Walker: unable to find wallet with driver’s license, forced to let Alex drive to Church.  1 pt. to Pasky.

 

Both: Spend 15 minutes trying to find keys to Alex’s SUV.  Unable to find.  Forced to use the RAM and put Angela’s car seat in the extended cab (Oh sure, YOU TRY getting a baby seat in an extended cab when there’s no door to the back area!)   2 pts. to Malachi.

 

Both:  Flat tire on the way to Church.  Walker takes 10 minutes putting on spare.  Late to Church and Alex has to leave the Service early to do the coffee/donut setup that she was supposed to do before Service.  Angela becomes extremely fussy without her Mommy, forcing Walker to take her out of Church (oh yeah, everyone stared!) and take her to Alex.   2 points taken away from Malachi because the flat tire was inherently dangerous. Pasky delighted.

 

Walker: after returning home from Church, unable to settle Ranger, Angel and Little Ranger down.  Horses will NOT stay still for grooming, snorting and rearing constantly, Walker ready to explode by end of grooming session.  1 pt. to Malachi (which Pasky protested since he felt it took no effort to spook the horses just by lounging in the corner of the stalls and letting the animals see him.  White Eagle agreed with the protest, Michael did not, so they split the decision and reduced Malachi’s award to a half-point).

 

Alex:  Washing machine overflows, causing complete mess in the laundry room.  Suds everywhere.  Alex spends a good 45 minutes mopping up.  1 pt. to Pasky.

 

Alex:  Unable to find St. Patrick’s Day card she purchased for Walker.  Spends a fruitless half-hour looking everywhere for it.  Useless, as Malachi had zapped it into oblivion.  1 pt. to Malachi.

 

Walker:  Unable to start tractor due to “misplaced” key.  Cannot haul hay out to cow herd.  Only a ½ pt. to Pasky because the judges felt it wasn’t very nice to deprive the cows of their food.

 

All:  Angela is hungry for lunch, so is Walker.  No lunch from the usual source, Alex still cleaning up laundry room.
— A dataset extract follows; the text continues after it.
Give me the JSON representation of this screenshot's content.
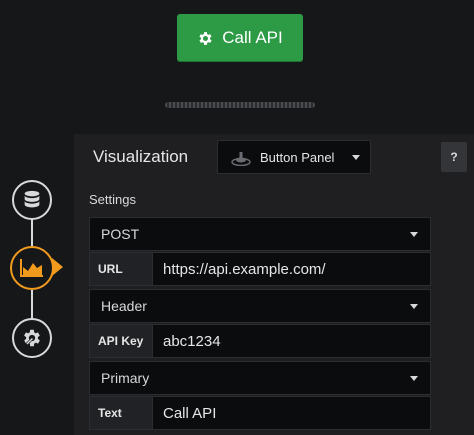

Walker forced to forgo his lunch in favor of feeding screaming infant.  Alex doesn’t get lunch either.  Extra pt. to Pasky for causing two problems with one trick  (see laundry problem, above).

 

Alex:  Makes angel food cake with butter frosting for dinner, frosting colored green for St. Pat’s Day.  Tastes frosting, throws out cake.  Frosting had been made with salt, instead of sugar.  Alex feels she’s going nuts since the sugar bowl does have sugar in it!  1 pt. to Malachi.

 

Both:  Tired, perturbed, frustrated, irritated and discouraged, Walker and Alex collapse upon the swinging chair on the porch and attempt to recoup and rest.  They watch the storm that is coming up over the horizon and marvel at the lightening that begins to flash and crack around them.  They rejoice at the fat drops of rain, since the area hasn’t had enough moisture in the last few weeks. Ending up holding onto each other, they talk about their strange, miserable day.  One thing leads to another, and husband & wife begin to be verrryyyy interested in one another.  Alex suggests they retire to their room and Walker happily agrees.  There is accord and anticipation.  Right up to the moment they really start to enjoy themselves.  At that point, a certain little lady interrupts it all.  Naptime is OVER!   Walker and Alex bow their heads in the sad acknowledgement of the fact that one 10 months old infant can really put a damper on romance.  (No point awarded, the judges put it in the category of “nasty trick.”)

 

And the clock tolls 4…finally!

 

        Attending to Angela, Alex looks out the window, past the changing table.  Startled, she calls to Walker to join her, quickly!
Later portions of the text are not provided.